Synergy owns all of Avianca Brazil and Brazilian cargo carrier Variglog and is the majority owner of Aviaca-TACA but ownership of Avianca Brazil is expected to eventually transfer to Avianca-TACA. Overseas acquisitions are considered the likely next step in expanding the Avianca-TACA/Synergy portfolio, as well as the portfolio of larger LATAM. But TAP management and the Portuguese government may favour a sale to Avianca-TACA as Avianca, El Salvador-based TACA and TACA Peru are now members of Star while Avianca Brazil is expected to also later join the alliance. TAM is also now currently in Star but needs to switch to oneworld or, less likely, become non-aligned within the next 24 months as part of a anti-trust requirement related to its merger with oneworld member LAN.

See related article: Avianca-TACA put Star on top in Latin America but the victory will be short-lived

A potential sale to the Lufthansa Group or Turkish Airlines would also allow TAP to remain in Star. But a sale to Avianca-TACA could be more likely given Lufthansa's general reluctance to pursue further acquisitions. Lufthansa is likely to only bid for TAP as a defensive move to counter a possible bid by rival IAG or Air France-KLM. If Avianca-TACA is willing to front the attempt by Star to keep TAP in the alliance, Lufthansa would be happy to give way to its Latin American partner.

Turkish and Qatar purchasing TAP is possible but less likely

Star member Turkish also has the funds and ambitions to pursue overseas acquisitions but there are more synergies in a potential deal with Avianca-TACA or Lufthansa. Turkish currently only has one destination in Latin America with a second to be added later this year. Culturally and economically there are also stronger ties between Portugal and Brazil or Germany than Turkey.

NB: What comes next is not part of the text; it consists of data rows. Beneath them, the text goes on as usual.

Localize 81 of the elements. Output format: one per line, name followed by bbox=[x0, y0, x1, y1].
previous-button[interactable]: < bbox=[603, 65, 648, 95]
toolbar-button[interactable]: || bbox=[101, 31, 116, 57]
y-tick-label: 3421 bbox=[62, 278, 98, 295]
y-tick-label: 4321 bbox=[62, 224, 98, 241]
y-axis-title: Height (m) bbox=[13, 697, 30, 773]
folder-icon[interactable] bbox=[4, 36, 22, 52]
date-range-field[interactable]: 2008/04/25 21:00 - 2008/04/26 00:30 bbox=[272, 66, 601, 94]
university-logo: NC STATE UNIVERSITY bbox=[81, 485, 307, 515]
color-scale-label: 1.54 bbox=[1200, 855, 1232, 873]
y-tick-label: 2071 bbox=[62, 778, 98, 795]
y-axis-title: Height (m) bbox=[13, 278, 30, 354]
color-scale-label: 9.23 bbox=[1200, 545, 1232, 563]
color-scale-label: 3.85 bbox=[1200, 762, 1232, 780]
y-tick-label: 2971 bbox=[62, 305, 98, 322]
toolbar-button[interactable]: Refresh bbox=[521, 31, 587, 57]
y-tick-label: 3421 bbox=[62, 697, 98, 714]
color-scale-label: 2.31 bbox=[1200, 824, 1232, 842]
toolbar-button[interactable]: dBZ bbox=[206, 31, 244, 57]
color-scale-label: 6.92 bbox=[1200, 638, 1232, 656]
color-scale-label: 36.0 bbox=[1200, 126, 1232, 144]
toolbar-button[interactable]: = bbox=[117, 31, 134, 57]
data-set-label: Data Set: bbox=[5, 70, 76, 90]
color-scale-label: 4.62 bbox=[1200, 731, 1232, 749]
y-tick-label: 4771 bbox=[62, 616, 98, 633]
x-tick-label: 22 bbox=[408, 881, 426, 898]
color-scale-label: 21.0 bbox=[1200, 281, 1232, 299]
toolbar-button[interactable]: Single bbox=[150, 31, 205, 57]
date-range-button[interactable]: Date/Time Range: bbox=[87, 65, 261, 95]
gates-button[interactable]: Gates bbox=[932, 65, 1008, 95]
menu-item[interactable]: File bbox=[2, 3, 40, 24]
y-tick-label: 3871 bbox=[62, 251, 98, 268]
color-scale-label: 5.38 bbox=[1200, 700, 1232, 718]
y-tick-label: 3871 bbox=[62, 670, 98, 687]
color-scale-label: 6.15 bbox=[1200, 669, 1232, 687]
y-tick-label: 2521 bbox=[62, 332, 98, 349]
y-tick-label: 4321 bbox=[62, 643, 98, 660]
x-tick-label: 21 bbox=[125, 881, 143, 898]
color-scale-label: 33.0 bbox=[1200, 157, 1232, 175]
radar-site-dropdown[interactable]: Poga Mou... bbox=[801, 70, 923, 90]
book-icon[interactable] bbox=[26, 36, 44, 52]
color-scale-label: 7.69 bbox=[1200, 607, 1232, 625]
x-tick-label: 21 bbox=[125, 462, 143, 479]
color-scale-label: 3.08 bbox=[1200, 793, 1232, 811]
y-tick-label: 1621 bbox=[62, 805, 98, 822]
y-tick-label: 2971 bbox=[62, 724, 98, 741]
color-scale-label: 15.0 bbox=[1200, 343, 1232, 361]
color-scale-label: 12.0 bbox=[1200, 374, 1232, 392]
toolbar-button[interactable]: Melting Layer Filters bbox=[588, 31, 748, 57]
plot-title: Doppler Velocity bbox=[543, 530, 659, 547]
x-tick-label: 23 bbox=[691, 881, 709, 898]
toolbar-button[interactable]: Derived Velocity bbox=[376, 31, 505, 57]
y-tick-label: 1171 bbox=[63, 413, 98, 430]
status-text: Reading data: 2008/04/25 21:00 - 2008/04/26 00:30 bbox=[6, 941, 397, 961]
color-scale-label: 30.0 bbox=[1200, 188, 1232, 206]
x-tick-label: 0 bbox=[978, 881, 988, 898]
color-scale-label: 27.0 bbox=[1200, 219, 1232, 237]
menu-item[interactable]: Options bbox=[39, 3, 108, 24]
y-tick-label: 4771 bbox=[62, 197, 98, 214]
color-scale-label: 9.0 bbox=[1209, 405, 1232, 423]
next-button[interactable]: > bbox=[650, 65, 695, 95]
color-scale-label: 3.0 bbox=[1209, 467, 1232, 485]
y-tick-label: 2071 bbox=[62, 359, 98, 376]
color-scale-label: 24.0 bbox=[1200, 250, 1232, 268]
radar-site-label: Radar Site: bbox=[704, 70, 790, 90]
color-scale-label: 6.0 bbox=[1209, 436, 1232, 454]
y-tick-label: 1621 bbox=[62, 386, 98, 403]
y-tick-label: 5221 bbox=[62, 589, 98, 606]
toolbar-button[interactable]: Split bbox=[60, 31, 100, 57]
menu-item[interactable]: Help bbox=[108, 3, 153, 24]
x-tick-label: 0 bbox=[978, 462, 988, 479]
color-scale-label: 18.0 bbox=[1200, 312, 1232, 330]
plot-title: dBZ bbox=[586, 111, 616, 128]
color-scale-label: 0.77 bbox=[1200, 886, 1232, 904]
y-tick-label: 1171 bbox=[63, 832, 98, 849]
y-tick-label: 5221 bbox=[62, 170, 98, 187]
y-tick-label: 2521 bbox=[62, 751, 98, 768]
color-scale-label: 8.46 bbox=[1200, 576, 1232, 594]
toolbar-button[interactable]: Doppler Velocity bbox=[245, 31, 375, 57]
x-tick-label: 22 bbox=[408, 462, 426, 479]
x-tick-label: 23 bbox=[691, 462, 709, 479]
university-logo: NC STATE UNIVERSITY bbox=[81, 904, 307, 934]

See related article: With its eyes on LOT and TAP, Turkish Airlines aims to become Europe's most European airline

Qatar Airways is another potential suitor. Qatar Airways holds a 35% interest in Cargolux International Airlines and was in talks to take a stake in Spanair before the Barcelona-based airline collapsed in Jan-2012. TAP, whose airline operations are profitable, is a superior substitute for Spanair.

Like Turkish, Qatar has the funds and ambitions to pursue overseas acquisition but there are limited network synergies (although limited network synergies didn't prevent Etihad from acquiring a minority stake in Aer Lingus earlier this year). Qatar only serves two destinations in Latin America. It is unlikely TAP would remain in Star under Qatar, which is currently unaligned but has been looking at joining oneworld.

TAP is a relatively small player in the European market, but it has a profitable operation, it dominates the important Europe-Brazil market and it has an extensive network into fast-growing Africa. The carrier would be a good fit for several network airline groups. In the end, the government will have to balance which potential buyer offers the best long term growth prospects for the Portuguese economy.